The apex court also directed the Centre to provide financial assistance for introducing Vote Verifier Paper Audit Trail (VVPAT) system

The Supreme Court on Tuesday directed the Election Commission to introduce a paper trail in EVMs, in a phased manner, for the next general elections in 2014, saying it will ensure free and fair polls.

The apex court also directed the Centre to provide financial assistance for introducing Vote Verifier Paper Audit Trail (VVPAT) system.

The VVPAT in EVMs will ensure “free and fair” polls and will help in “sorting out disputes”, a bench of Chief Justice P Sathasivam and Justice Ranjan Gogoi said.

The court’s order came on a plea of BJP leader Subramanian Swamy seeking a direction to the poll watchdog to ensure EVMs have a paper trail and issue a receipt to each voter.

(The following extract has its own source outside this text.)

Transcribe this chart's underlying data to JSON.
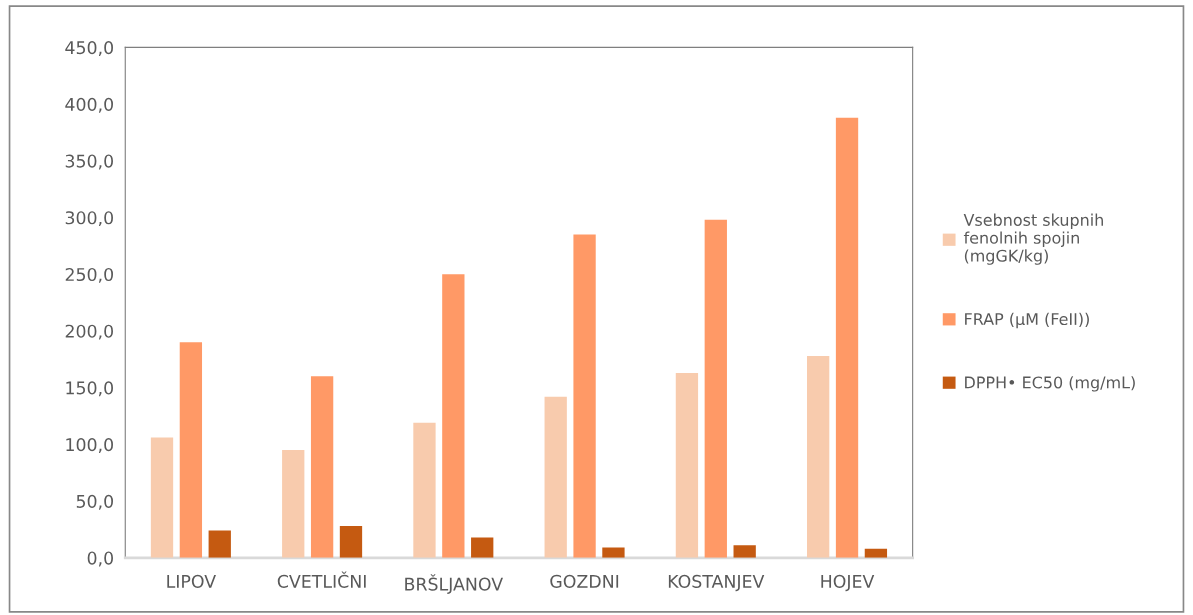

The Election Commission had earlier told the court VVPAT was successfully and satisfactorily utilised at 21 polling stations in Nagaland during the Assembly elections in February this year.

The poll panel had also informed the bench that VVPAT can be introduced in a phased manner and cited administrative and financial reasons for it. It had said 13 lakh VVPAT machines would be needed for general elections.

The Election Commission had said approximately Rs 1500 crore would be required for procuring VVPAT and installing it at all polling booths across the country for Lok Sabha polls and there are only two state-owned companies — Bharat Electronic Ltd (BEL) and Electronics Corporation of India Ltd (ECIL) — which manufacture the machines.

Mr. Swamy had said both BEL and ECIL are capable of producing the number of machines required for the general elections.

In VVPAT system, when a voter presses button for the candidate of his choice in the Electronic Voting Machine(EVM), a paper ballot containing the serial number, name of the candidate and poll symbol will be printed and the voter can verify it.

A VVPAT is intended as an independent verification system for voting machines designed to allow voters to verify that their votes were cast correctly, to detect possible election fraud or malfunction and to provide a means to audit the stored electronic results.